Share via


Event id 260 - Hyper-V-VmSwitch - Failed to move RSS queue

Question

Monday, November 25, 2019 8:03 PM

Hello!

So, I have a Windows Server 2019 Datacenter Hyper-V Failover Cluster with two Broadcom 10GbE interfaces on a Switch Embedded Team and RDMA enable for LiveMigation. Since I've put them in production I've noticed some intermittent messages like the ones below:

Failed to move RSS queue 1 from VMQ 3 of switch 752B1093-0029-4E22-8D90-FDFE839B99C2 (Friendly Name: SET_Team), ndisStatus = -1071448015 .

Failed to move RSS queue 8 from VMQ 3 of switch 752B1093-0029-4E22-8D90-FDFE839B99C2 (Friendly Name: SET_Team), ndisStatus = -1071448015 .

Failed to move RSS queue 9 from VMQ 3 of switch 752B1093-0029-4E22-8D90-FDFE839B99C2 (Friendly Name: SET_Team), ndisStatus = -1071448015 .

And so on.

They always happen on a short time frame, like for 10 minutes, and I haven't noticed any degradation so far, but it worries me. 

I have distributed RSS and VMQ across the system's CPU as recommended, but I've never done it to a Server 2019 Cluster before, so I'm worried I might have missed something.

Here are RSS and VMQ settings for the physical interfaces:



Any thoughts?

Regards,

Giovani

All replies (7)

Tuesday, December 17, 2019 9:05 AM

I have this problem too, same environment and same hardware.
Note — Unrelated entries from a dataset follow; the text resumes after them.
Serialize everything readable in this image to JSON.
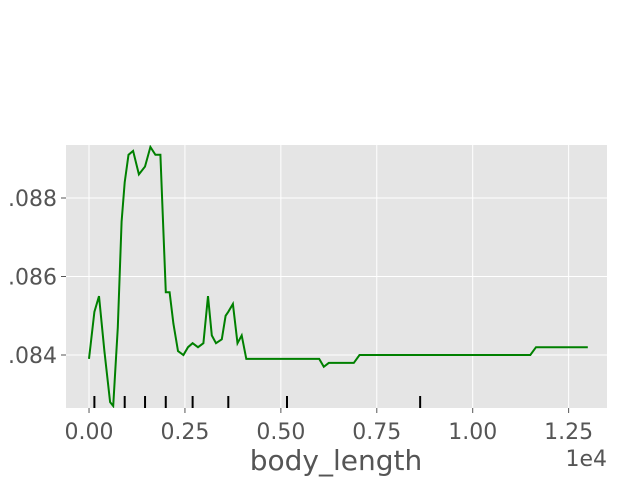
{
  "chart_data": {
    "type": "line",
    "title": "",
    "xlabel": "body_length",
    "ylabel": "",
    "x_offset_label": "1e4",
    "xlim": [
      -0.06,
      1.35
    ],
    "ylim": [
      0.08265,
      0.08935
    ],
    "grid": true,
    "background": "#e5e5e5",
    "line_color": "#008000",
    "rug_color": "#000000",
    "x_ticks": [
      {
        "value": 0.0,
        "label": "0.00"
      },
      {
        "value": 0.25,
        "label": "0.25"
      },
      {
        "value": 0.5,
        "label": "0.50"
      },
      {
        "value": 0.75,
        "label": "0.75"
      },
      {
        "value": 1.0,
        "label": "1.00"
      },
      {
        "value": 1.25,
        "label": "1.25"
      }
    ],
    "y_ticks": [
      {
        "value": 0.084,
        "label": ".084"
      },
      {
        "value": 0.086,
        "label": ".086"
      },
      {
        "value": 0.088,
        "label": ".088"
      }
    ],
    "rug": [
      0.014,
      0.093,
      0.146,
      0.2,
      0.27,
      0.363,
      0.516,
      0.863
    ],
    "series": [
      {
        "x": [
          0.0,
          0.014,
          0.026,
          0.04,
          0.055,
          0.063,
          0.075,
          0.085,
          0.093,
          0.103,
          0.115,
          0.13,
          0.146,
          0.16,
          0.173,
          0.186,
          0.2,
          0.21,
          0.22,
          0.232,
          0.246,
          0.258,
          0.27,
          0.284,
          0.298,
          0.31,
          0.32,
          0.331,
          0.346,
          0.356,
          0.363,
          0.375,
          0.387,
          0.398,
          0.41,
          0.422,
          0.44,
          0.5,
          0.6,
          0.612,
          0.625,
          0.64,
          0.69,
          0.705,
          0.85,
          1.0,
          1.15,
          1.165,
          1.3
        ],
        "y": [
          0.0839,
          0.0851,
          0.0855,
          0.0841,
          0.0828,
          0.0827,
          0.0847,
          0.0874,
          0.0884,
          0.0891,
          0.0892,
          0.0886,
          0.0888,
          0.0893,
          0.0891,
          0.0891,
          0.0856,
          0.0856,
          0.0848,
          0.0841,
          0.084,
          0.0842,
          0.0843,
          0.0842,
          0.0843,
          0.0855,
          0.0845,
          0.0843,
          0.0844,
          0.085,
          0.0851,
          0.0853,
          0.0843,
          0.0845,
          0.0839,
          0.0839,
          0.0839,
          0.0839,
          0.0839,
          0.0837,
          0.0838,
          0.0838,
          0.0838,
          0.084,
          0.084,
          0.084,
          0.084,
          0.0842,
          0.0842
        ]
      }
    ]
  }
}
Could this be due to a driver issue?


Tuesday, December 17, 2019 1:28 PM

It appears to be related to d.VMMQ, specifically: "When network throughput is low : The system coalesces traffic received on a vmNIC to as few CPUs as possible"
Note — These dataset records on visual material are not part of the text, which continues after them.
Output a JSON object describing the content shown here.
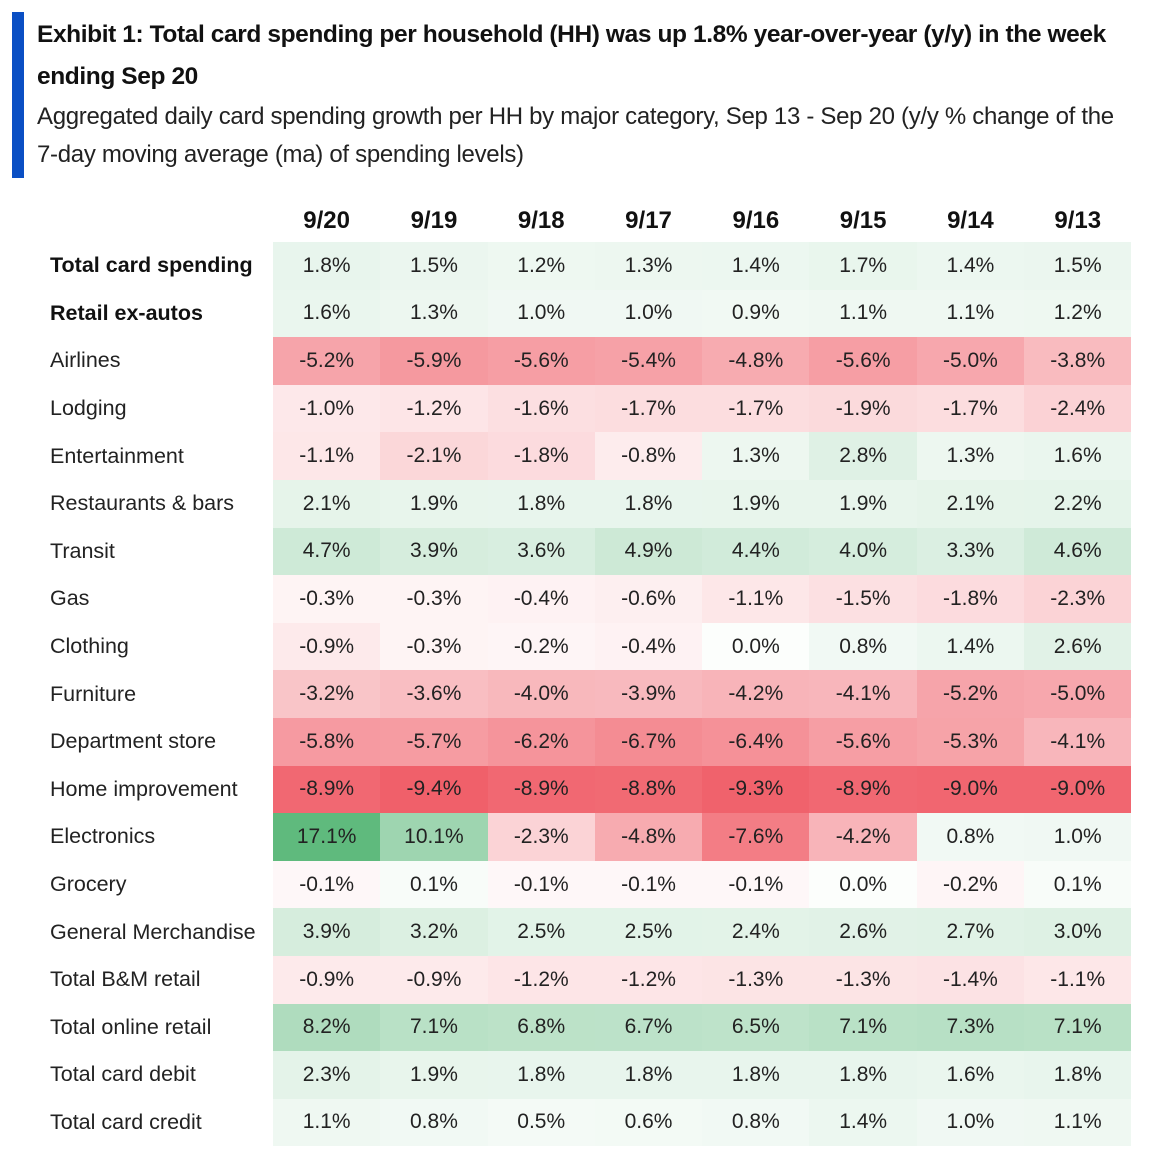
{
  "title": "Exhibit 1: Total card spending per household (HH) was up 1.8% year-over-year (y/y) in the week ending Sep 20",
  "subtitle": "Aggregated daily card spending growth per HH by major category, Sep 13 - Sep 20 (y/y % change of the 7-day moving average (ma) of spending levels)",
  "colors": {
    "accent": "#0a4fc4",
    "positive": "#5fba7d",
    "negative": "#f0606a",
    "neutral": "#ffffff"
  },
  "chart_data": {
    "type": "table",
    "columns": [
      "9/20",
      "9/19",
      "9/18",
      "9/17",
      "9/16",
      "9/15",
      "9/14",
      "9/13"
    ],
    "rows": [
      {
        "label": "Total card spending",
        "bold": true,
        "values": [
          1.8,
          1.5,
          1.2,
          1.3,
          1.4,
          1.7,
          1.4,
          1.5
        ]
      },
      {
        "label": "Retail ex-autos",
        "bold": true,
        "values": [
          1.6,
          1.3,
          1.0,
          1.0,
          0.9,
          1.1,
          1.1,
          1.2
        ]
      },
      {
        "label": "Airlines",
        "bold": false,
        "values": [
          -5.2,
          -5.9,
          -5.6,
          -5.4,
          -4.8,
          -5.6,
          -5.0,
          -3.8
        ]
      },
      {
        "label": "Lodging",
        "bold": false,
        "values": [
          -1.0,
          -1.2,
          -1.6,
          -1.7,
          -1.7,
          -1.9,
          -1.7,
          -2.4
        ]
      },
      {
        "label": "Entertainment",
        "bold": false,
        "values": [
          -1.1,
          -2.1,
          -1.8,
          -0.8,
          1.3,
          2.8,
          1.3,
          1.6
        ]
      },
      {
        "label": "Restaurants & bars",
        "bold": false,
        "values": [
          2.1,
          1.9,
          1.8,
          1.8,
          1.9,
          1.9,
          2.1,
          2.2
        ]
      },
      {
        "label": "Transit",
        "bold": false,
        "values": [
          4.7,
          3.9,
          3.6,
          4.9,
          4.4,
          4.0,
          3.3,
          4.6
        ]
      },
      {
        "label": "Gas",
        "bold": false,
        "values": [
          -0.3,
          -0.3,
          -0.4,
          -0.6,
          -1.1,
          -1.5,
          -1.8,
          -2.3
        ]
      },
      {
        "label": "Clothing",
        "bold": false,
        "values": [
          -0.9,
          -0.3,
          -0.2,
          -0.4,
          0.0,
          0.8,
          1.4,
          2.6
        ]
      },
      {
        "label": "Furniture",
        "bold": false,
        "values": [
          -3.2,
          -3.6,
          -4.0,
          -3.9,
          -4.2,
          -4.1,
          -5.2,
          -5.0
        ]
      },
      {
        "label": "Department store",
        "bold": false,
        "values": [
          -5.8,
          -5.7,
          -6.2,
          -6.7,
          -6.4,
          -5.6,
          -5.3,
          -4.1
        ]
      },
      {
        "label": "Home improvement",
        "bold": false,
        "values": [
          -8.9,
          -9.4,
          -8.9,
          -8.8,
          -9.3,
          -8.9,
          -9.0,
          -9.0
        ]
      },
      {
        "label": "Electronics",
        "bold": false,
        "values": [
          17.1,
          10.1,
          -2.3,
          -4.8,
          -7.6,
          -4.2,
          0.8,
          1.0
        ]
      },
      {
        "label": "Grocery",
        "bold": false,
        "values": [
          -0.1,
          0.1,
          -0.1,
          -0.1,
          -0.1,
          0.0,
          -0.2,
          0.1
        ]
      },
      {
        "label": "General Merchandise",
        "bold": false,
        "values": [
          3.9,
          3.2,
          2.5,
          2.5,
          2.4,
          2.6,
          2.7,
          3.0
        ]
      },
      {
        "label": "Total B&M retail",
        "bold": false,
        "values": [
          -0.9,
          -0.9,
          -1.2,
          -1.2,
          -1.3,
          -1.3,
          -1.4,
          -1.1
        ]
      },
      {
        "label": "Total online retail",
        "bold": false,
        "values": [
          8.2,
          7.1,
          6.8,
          6.7,
          6.5,
          7.1,
          7.3,
          7.1
        ]
      },
      {
        "label": "Total card debit",
        "bold": false,
        "values": [
          2.3,
          1.9,
          1.8,
          1.8,
          1.8,
          1.8,
          1.6,
          1.8
        ]
      },
      {
        "label": "Total card credit",
        "bold": false,
        "values": [
          1.1,
          0.8,
          0.5,
          0.6,
          0.8,
          1.4,
          1.0,
          1.1
        ]
      }
    ],
    "value_suffix": "%",
    "color_scale": {
      "negative_extreme": -9.4,
      "positive_extreme": 17.1
    }
  }
}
I have disabled it by running the command below on both hosts and haven't seem this message since 11/28. 

Set-VMNetworkAdapter -ManagementOS -VrssQueueSchedulingMode StaticVrss

This command will cause VMMQ to fallback to its previous Server 2016 behavior, keeping the queues static once allocated. 
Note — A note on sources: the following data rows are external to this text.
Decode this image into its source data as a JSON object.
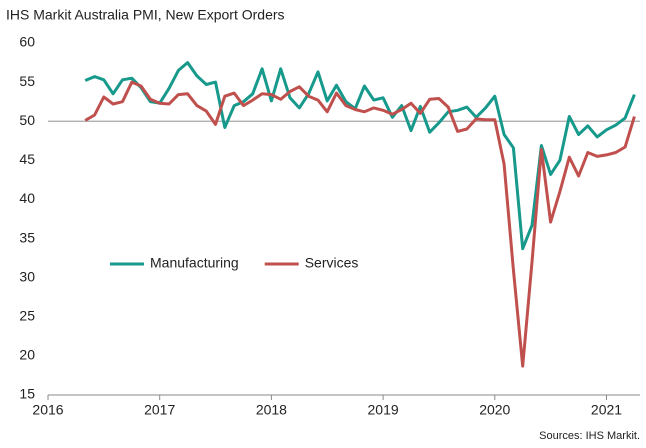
{
  "chart_data": {
    "type": "line",
    "title": "IHS Markit Australia PMI, New Export Orders",
    "source": "Sources: IHS Markit.",
    "x": [
      2016.333,
      2016.417,
      2016.5,
      2016.583,
      2016.667,
      2016.75,
      2016.833,
      2016.917,
      2017,
      2017.083,
      2017.167,
      2017.25,
      2017.333,
      2017.417,
      2017.5,
      2017.583,
      2017.667,
      2017.75,
      2017.833,
      2017.917,
      2018,
      2018.083,
      2018.167,
      2018.25,
      2018.333,
      2018.417,
      2018.5,
      2018.583,
      2018.667,
      2018.75,
      2018.833,
      2018.917,
      2019,
      2019.083,
      2019.167,
      2019.25,
      2019.333,
      2019.417,
      2019.5,
      2019.583,
      2019.667,
      2019.75,
      2019.833,
      2019.917,
      2020,
      2020.083,
      2020.167,
      2020.25,
      2020.333,
      2020.417,
      2020.5,
      2020.583,
      2020.667,
      2020.75,
      2020.833,
      2020.917,
      2021,
      2021.083,
      2021.167,
      2021.25
    ],
    "series": [
      {
        "name": "Manufacturing",
        "color": "#17998c",
        "values": [
          55.2,
          55.7,
          55.3,
          53.5,
          55.3,
          55.5,
          54.3,
          52.5,
          52.3,
          54.2,
          56.5,
          57.5,
          55.8,
          54.7,
          55.0,
          49.2,
          52.0,
          52.5,
          53.5,
          56.7,
          52.6,
          56.7,
          53.0,
          51.7,
          53.5,
          56.3,
          52.6,
          54.6,
          52.5,
          51.6,
          54.5,
          52.7,
          53.0,
          50.5,
          52.0,
          48.8,
          51.9,
          48.6,
          49.8,
          51.2,
          51.4,
          51.8,
          50.5,
          51.7,
          53.2,
          48.3,
          46.6,
          33.7,
          36.7,
          46.9,
          43.2,
          45.0,
          50.6,
          48.3,
          49.4,
          48.0,
          48.9,
          49.5,
          50.4,
          53.4
        ]
      },
      {
        "name": "Services",
        "color": "#c0504d",
        "values": [
          50.1,
          50.8,
          53.1,
          52.2,
          52.5,
          55.0,
          54.5,
          52.8,
          52.3,
          52.2,
          53.4,
          53.5,
          52.0,
          51.3,
          49.6,
          53.2,
          53.6,
          52.0,
          52.7,
          53.5,
          53.4,
          52.8,
          53.8,
          54.4,
          53.2,
          52.7,
          51.2,
          53.6,
          52.0,
          51.5,
          51.2,
          51.7,
          51.4,
          50.9,
          51.5,
          52.3,
          51.0,
          52.8,
          52.9,
          51.8,
          48.7,
          49.0,
          50.3,
          50.2,
          50.2,
          44.5,
          31.0,
          18.7,
          32.0,
          46.4,
          37.1,
          41.0,
          45.4,
          43.0,
          46.0,
          45.5,
          45.7,
          46.0,
          46.7,
          50.6
        ]
      }
    ],
    "xlim": [
      2016,
      2021.3
    ],
    "xticks": [
      2016,
      2017,
      2018,
      2019,
      2020,
      2021
    ],
    "ylim": [
      15,
      60
    ],
    "yticks": [
      15,
      20,
      25,
      30,
      35,
      40,
      45,
      50,
      55,
      60
    ],
    "reference_line": 50,
    "reference_color": "#a6a6a6",
    "legend": "center-left",
    "grid": false
  }
}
I also disabled it on the VMs by running

Get-VM | Get-VMNetworkAdapter | Where-Object VrssQueueSchedulingMode -like Dynamic | Set-VMNetworkAdapter -VrssQueueSchedulingMode StaticVrss

Do mind that the VM configuration version needs to be at least 7.1 (I think, I upgraded them to 9.0 anyway) for this command to work.

I was also having an issue where one of my nodes would became unresponsive. I could not LiveMigrate, start or stop VMs that where residing on the affected node and it would eventually BSOD because the cluster service would stop responding. I haven't seen this behavior since I made those changes as well, so I think I'm on the right track here.

EDIT: I just noticed that on another cluster I didn't disable d.VMMQ on the VMs and I still get those errors there, so I guess it needs to be disabled both at the host and VM level.

Regards,

Giovani


Monday, February 17, 2020 10:56 AM

We have the same errors in our S2D cluster logs. All software, and firmwares is up to date. We are using fastlinq ql45212h network adapters. We don't want to disable d.VMMQ. May be anyone know how to troubleshoot this issue? 


Sunday, March 1, 2020 7:54 PM

I have this exact same issue with a nearly identical setup. I forwarded this post to the Microsoft support engineer assigned my case. He requested that I test this solution on our dev cluster. Before doing so, I wanted to ask if the 'Get-VM | Get-VMNetworkAdapter...' cmdlet needs to be run on every node in the cluster? And what about new VMs which are created subsequent to the command being run? 

Any other experience that could be provided would be very much appreciated. 


Tuesday, March 3, 2020 7:36 AM

Yes, it needs to be run on every node and rerun for every new VM. If migrating VMs from older cluster also upgrade their configuration to the latest version.

Both of my clusters have been stable for the last couple of months after running those commands. It might have helped that I also upgraded the Arcserve UDP servers backing up my environment to the latest version as well.

Regards,

Giovani


Tuesday, March 3, 2020 2:17 PM

What solution solved this issue? 

Update VM configuration for migrated VMs?


Tuesday, March 3, 2020 2:21 PM

For me it was upgrade VM configuration and disabling d.VMMQ both at host and VM level running the powershell commands mentioned above.